No primeiro trimestre sob o impacto total da elevação do preço do petróleo após o início do conflito no Irã, a Petrobras registrou um lucro líquido de R$ 52,4 bilhões, quase o dobro (97% a mais) em relação ao trimestre equivalente do ano anterior. Este resultado marca o melhor desempenho da empresa desde o segundo trimestre de 2022, período marcado pelo conflito na Ucrânia.

As ações do Bradesco registraram queda de 1,93%, cotadas a R$ 17,70. No decorrer do dia, os papéis da Smart Fit lideraram as perdas do Ibovespa, com uma retração de 7,82%, para R$ 18,38, após a divulgação de um balanço que ficou aquém das expectativas do mercado. As ações do Banco do Brasil também sofreram uma queda acentuada na quinta-feira, caindo 3,65%, para R$ 20,28.

Ian Lopes, economista da Valor Investimentos, explica que a desvalorização das ações do Banco do Brasil em relação aos seus concorrentes reflete uma série de resultados desfavoráveis da instituição, o que leva o mercado a uma avaliação mais rigorosa. Augusto Parente, sócio-fundador da AW Capital, sugere que, diante do momento desafiador do banco, o mercado já tenta precificar o resultado do segundo trimestre, que será divulgado em 12 de agosto. Os balanços anteriores do banco foram significativamente afetados pelo aumento da inadimplência no setor do agronegócio, resultando em uma queda de 40% no lucro do quarto trimestre de 2025, para R$ 5,7 bilhões, em comparação ao mesmo período do ano anterior.

Parente também avalia que a queda da Bolsa na quinta-feira foi uma reação imediata ao comunicado do Copom. Embora o corte da Selic já fosse esperado, o mercado interpretou a comunicação como mais cautelosa e restritiva. “O discurso expressou preocupação com as múltiplas incertezas que permeiam o atual cenário econômico, tanto a nível doméstico quanto internacional.”

Cenário Geopolítico e Juros Futuros

No âmbito internacional, os investidores continuam a monitorar os desdobramentos do conflito entre EUA e Irã. Uma proposta de acordo para o fim da guerra no Oriente Médio foi apresentada pelo Irã e Omã, mas ainda não houve manifestação dos EUA. Simultaneamente, o Irã alertou os países do Golfo Pérsico que qualquer novo ataque dos EUA ao seu território resultaria em retaliações contra infraestruturas energéticas cruciais na região, conforme informações da Reuters.

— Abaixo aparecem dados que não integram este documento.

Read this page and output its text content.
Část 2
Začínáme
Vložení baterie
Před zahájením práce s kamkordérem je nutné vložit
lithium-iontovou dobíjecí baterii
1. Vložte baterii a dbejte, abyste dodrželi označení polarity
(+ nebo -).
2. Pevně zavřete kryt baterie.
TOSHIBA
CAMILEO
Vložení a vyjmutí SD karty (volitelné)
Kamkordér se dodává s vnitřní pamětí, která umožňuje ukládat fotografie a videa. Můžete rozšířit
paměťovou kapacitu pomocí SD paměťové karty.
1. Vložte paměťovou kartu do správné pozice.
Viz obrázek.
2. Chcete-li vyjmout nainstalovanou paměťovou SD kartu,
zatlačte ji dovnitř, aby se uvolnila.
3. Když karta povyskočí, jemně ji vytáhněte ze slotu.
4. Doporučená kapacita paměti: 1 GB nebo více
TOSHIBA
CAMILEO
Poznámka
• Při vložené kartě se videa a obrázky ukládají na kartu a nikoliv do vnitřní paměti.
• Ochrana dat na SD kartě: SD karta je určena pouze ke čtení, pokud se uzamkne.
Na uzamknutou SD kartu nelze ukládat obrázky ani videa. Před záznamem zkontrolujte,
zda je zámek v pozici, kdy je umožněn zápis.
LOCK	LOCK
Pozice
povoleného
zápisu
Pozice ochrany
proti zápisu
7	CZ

Os juros futuros encerraram o dia em alta em quase todos os pontos da curva. O DI para janeiro de 2028 avançou para 13,870%, um aumento de 0,07 ponto percentual. Na parte mais longa da curva, o DI para janeiro de 2035 subiu para 14,470%, um avanço de 0,15 ponto percentual.

Eduardo Amorim, especialista em renda fixa da Manchester Investimentos, destaca que a porção mais curta da curva de DI acompanha principalmente as expectativas para as futuras decisões do Copom. Atualmente, o mercado projeta juros próximos de 13,8% no início de 2027, o que indica um espaço limitado para novos cortes neste ano. “Nos vencimentos mais longos, as taxas devem permanecer mais voláteis e com prêmio elevado, refletindo as incertezas fiscais, o período eleitoral, o comportamento do câmbio e o cenário externo”, afirma Amorim. A expectativa é de uma redução gradual dos juros de curto prazo, caso a inflação continue desacelerando, enquanto a parte longa da curva deve manter-se sob pressão.